However, a production process developed shortly beforehand together with OST Ostschweizer Fachhochschule and the combination of short supply chains with Swiss partners with automated production in Switzerland proved to be success factors in the crisis. Slumps in orders were fully absorbed by the new product – a high-tech surfing tiller. The Swiss surf squad also tested the Finn for the 2021 Olympic qualification.

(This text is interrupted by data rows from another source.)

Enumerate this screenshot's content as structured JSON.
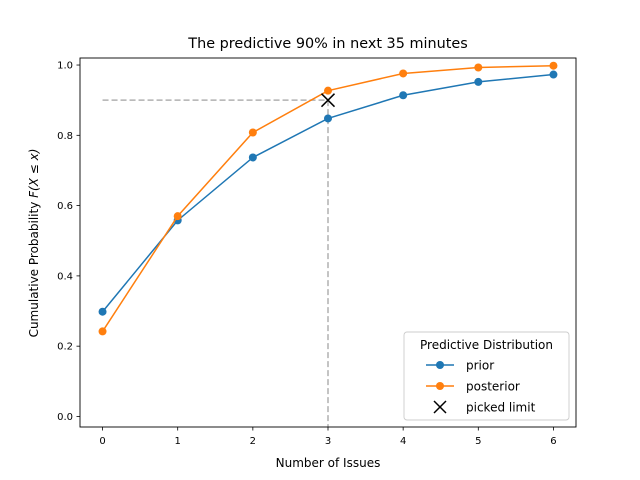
{
  "chart_data": {
    "type": "line",
    "title": "The predictive 90% in next 35 minutes",
    "xlabel": "Number of Issues",
    "ylabel": "Cumulative Probability F(X ≤ x)",
    "xlim": [
      -0.3,
      6.3
    ],
    "ylim": [
      -0.03,
      1.02
    ],
    "x_ticks": [
      0,
      1,
      2,
      3,
      4,
      5,
      6
    ],
    "y_ticks": [
      0.0,
      0.2,
      0.4,
      0.6,
      0.8,
      1.0
    ],
    "x_tick_labels": [
      "0",
      "1",
      "2",
      "3",
      "4",
      "5",
      "6"
    ],
    "y_tick_labels": [
      "0.0",
      "0.2",
      "0.4",
      "0.6",
      "0.8",
      "1.0"
    ],
    "x": [
      0,
      1,
      2,
      3,
      4,
      5,
      6
    ],
    "series": [
      {
        "name": "prior",
        "color": "#1f77b4",
        "values": [
          0.298,
          0.558,
          0.737,
          0.848,
          0.914,
          0.952,
          0.973
        ]
      },
      {
        "name": "posterior",
        "color": "#ff7f0e",
        "values": [
          0.242,
          0.57,
          0.808,
          0.927,
          0.976,
          0.993,
          0.998
        ]
      }
    ],
    "picked_limit": {
      "name": "picked limit",
      "x": 3,
      "y": 0.9,
      "marker": "x",
      "color": "#000000"
    },
    "reference_lines": {
      "color": "#b0b0b0",
      "style": "dashed"
    },
    "legend": {
      "title": "Predictive Distribution",
      "position": "lower-right"
    },
    "grid": false
  }
}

This time it was not to be, but we wish the team all the best and keep our fingers crossed for the next qualification.
How it all began
March 2020, everything was perfectly prepared: The factory-fresh high-tech surfing equipment had been delivered to the Australian surfing outfitter FCS, the surfing season was just around the corner, and the planned Olympics in Japan had introduced surfing as a discipline for the first time. A perfect promotional event for the market launch of the latest product from svismold® – a brand for particularly high-quality products from Kunststoffwerk AG in Buchs, Sankt Gallen.
But then came the pandemic. Trade shows were canceled, customers suspended their orders, the Olympics were on the brink and eventually canceled, borders were closed, supply chains around the globe suddenly cut off. “At the market launch of our latest product, of all things, into which more than two years of work had gone, things looked quite bleak,” recalls svismold® Managing Director Martin Rudolph. Since 2017, the Institute of Materials Engineering and Plastics Processing at OST has been working with svismold® to produce carbon fiber-reinforced surf fins fully automatically in Switzerland, thus bringing production of the fins, which were previously handmade in Asia, to Switzerland – with success.
Robust supply chain and high demand
More than a year after the start of the pandemic, it is clear that the timely innovation for new products and the partnership with Swiss suppliers for plastic raw products and machinery paid off: “Our customer FCS took delivery of around 40 percent more surf fins than planned, and we were even able to develop and produce a set of smaller surf fins for special applications at high speeds in the middle of the pandemic in September 2020,” says Rudolph. This made it possible to offset the corona-related slump in orders in other areas. “The success of the surf fin in the global market took FCS from new customer to largest single customer in less than a year – commercially, it was a highly welcome success for both parties.”
This continuous development is also possible because, despite its strong international orientation, svismold® focused on the shortest possible supply chains and Swiss suppliers. As a result, the company has been able to maintain high production utilization rates even during periods when others have struggled with replenishment issues due to disrupted supply chains around the world. A model that may become more popular again after the pandemic is over.
Instead of short-time work and fear of the future, svismold® is currently even going one step further and is already tinkering with the next products together with the researchers at OST, investing money and time in new projects co-funded by the Swiss innovation agency Innosuisse. “The process we were able to develop with OST for the production of surf fins also offers opportunities for other lightweight construction applications, such as in aviation, shipbuilding and sanitary applications,” says Rudolph. He definitely wants to continue the successful cooperation with the IWK, the Institute for Materials Technology and Plastics Processing.
2 years after market launch for the World Cup
In 2021 they did not go to the Olympics but in 2022 the FCS H4 Finn still became world champion.
Brazilian Filipe Toledo won his first world championship title with the professional fin produced by svismold®.